Ficaria feliz em esquecer até o meu próprio nome e
identidade. Destruí com grande satisfação os registros do que
eu realizara antes para Deus, cuja leitura antes me
proporcionava muito prazer. Eu agora os odiava como
tentação do diabo para exaltar meu "eu". As cartas de
apreciação sobre serviços religiosos realizados, trabalhos
literários que me pareciam de valor, e sermões que me
pareciam maravilhosos por sua profundidade e apresentação,
agora me davam enjôo por detectar neles sinais de vaidade.
Senti que confiava neles para receber preferência e
recompensas divinas. "Só o sangue de Jesus" eu tinha, pelo
menos em parte, deixado de lado. Dependia de outras
coisas para recomendar-me a Deus. Isto é uma fonte de
grande perigo. Destruí estes documentos muito estimados,
estas falsas evidências, a como destruiria um escorpião
para que não tornassem me tentar e a me afastar da
eficácia exclusiva dos méritos do Senhor. Mas para isto foi
preciso passar por grandes lutas em meu coração.
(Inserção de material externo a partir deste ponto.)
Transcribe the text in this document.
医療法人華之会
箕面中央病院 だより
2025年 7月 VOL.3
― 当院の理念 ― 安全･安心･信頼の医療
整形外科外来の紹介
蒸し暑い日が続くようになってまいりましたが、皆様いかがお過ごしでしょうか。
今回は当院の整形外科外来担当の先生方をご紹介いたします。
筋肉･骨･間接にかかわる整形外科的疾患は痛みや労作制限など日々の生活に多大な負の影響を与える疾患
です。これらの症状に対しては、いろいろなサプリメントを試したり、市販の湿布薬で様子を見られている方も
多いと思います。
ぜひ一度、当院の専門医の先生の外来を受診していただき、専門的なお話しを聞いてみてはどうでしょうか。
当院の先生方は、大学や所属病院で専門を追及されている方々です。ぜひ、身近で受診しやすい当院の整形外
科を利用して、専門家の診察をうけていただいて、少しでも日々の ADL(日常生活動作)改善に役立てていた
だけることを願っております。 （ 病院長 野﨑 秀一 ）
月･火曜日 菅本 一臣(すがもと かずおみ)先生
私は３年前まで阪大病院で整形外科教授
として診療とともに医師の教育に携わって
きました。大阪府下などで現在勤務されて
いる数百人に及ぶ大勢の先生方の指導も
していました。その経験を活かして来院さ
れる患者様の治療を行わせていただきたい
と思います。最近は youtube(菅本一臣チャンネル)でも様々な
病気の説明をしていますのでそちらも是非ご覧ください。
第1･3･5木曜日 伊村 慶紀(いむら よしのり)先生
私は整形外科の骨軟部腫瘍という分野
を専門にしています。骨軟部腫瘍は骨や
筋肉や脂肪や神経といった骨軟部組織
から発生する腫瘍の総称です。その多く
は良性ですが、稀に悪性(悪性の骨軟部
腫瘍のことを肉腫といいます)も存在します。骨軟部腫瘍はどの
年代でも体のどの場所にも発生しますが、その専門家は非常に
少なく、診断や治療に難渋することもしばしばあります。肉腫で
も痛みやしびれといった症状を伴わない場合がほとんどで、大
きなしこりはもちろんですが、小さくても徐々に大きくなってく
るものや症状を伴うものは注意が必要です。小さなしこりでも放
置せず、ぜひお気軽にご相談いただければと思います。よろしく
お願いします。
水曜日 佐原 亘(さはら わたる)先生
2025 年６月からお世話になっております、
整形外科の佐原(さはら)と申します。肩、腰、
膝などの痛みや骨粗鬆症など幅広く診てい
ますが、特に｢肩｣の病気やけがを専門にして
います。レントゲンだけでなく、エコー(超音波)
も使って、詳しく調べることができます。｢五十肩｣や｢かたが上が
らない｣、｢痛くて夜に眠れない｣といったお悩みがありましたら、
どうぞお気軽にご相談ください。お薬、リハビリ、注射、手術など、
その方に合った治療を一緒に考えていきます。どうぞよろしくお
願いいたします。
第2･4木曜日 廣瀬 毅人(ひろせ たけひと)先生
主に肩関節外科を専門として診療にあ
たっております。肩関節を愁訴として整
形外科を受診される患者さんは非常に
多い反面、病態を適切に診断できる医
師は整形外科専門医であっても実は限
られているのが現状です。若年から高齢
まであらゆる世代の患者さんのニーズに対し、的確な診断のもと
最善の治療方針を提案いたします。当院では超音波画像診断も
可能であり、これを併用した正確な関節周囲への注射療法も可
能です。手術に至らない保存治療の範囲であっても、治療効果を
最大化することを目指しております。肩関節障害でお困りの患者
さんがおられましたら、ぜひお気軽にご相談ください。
"Trabalhos realizados no passado se apagaram da
minha memória, com grande alívio de minha parte.
Comecei nova vida para Deus como se nunca houvesse
realizado nada. Senti que estava de mãos vazias diante dEle.
A prova de fogo parecia Ter acabado com todas as minhas
obras religiosas. Deus não queria que repousasse sobre
isso. No futuro deveria esquecer tudo o que fizesse para
Deus, assim que fosse realizado, para que não servisse de
tropeço para mim, e continuar como se nunca houvesse
feito nada para Deus. Seria esta a minha segurança."
Sem dúvida até a menor satisfação que dermos ao nosso
"eu" com relação a obra religiosa se constitui no maior
impedimento às benção e ao favor de Deus. Isso deve ser
evitado como se evita uma serpente.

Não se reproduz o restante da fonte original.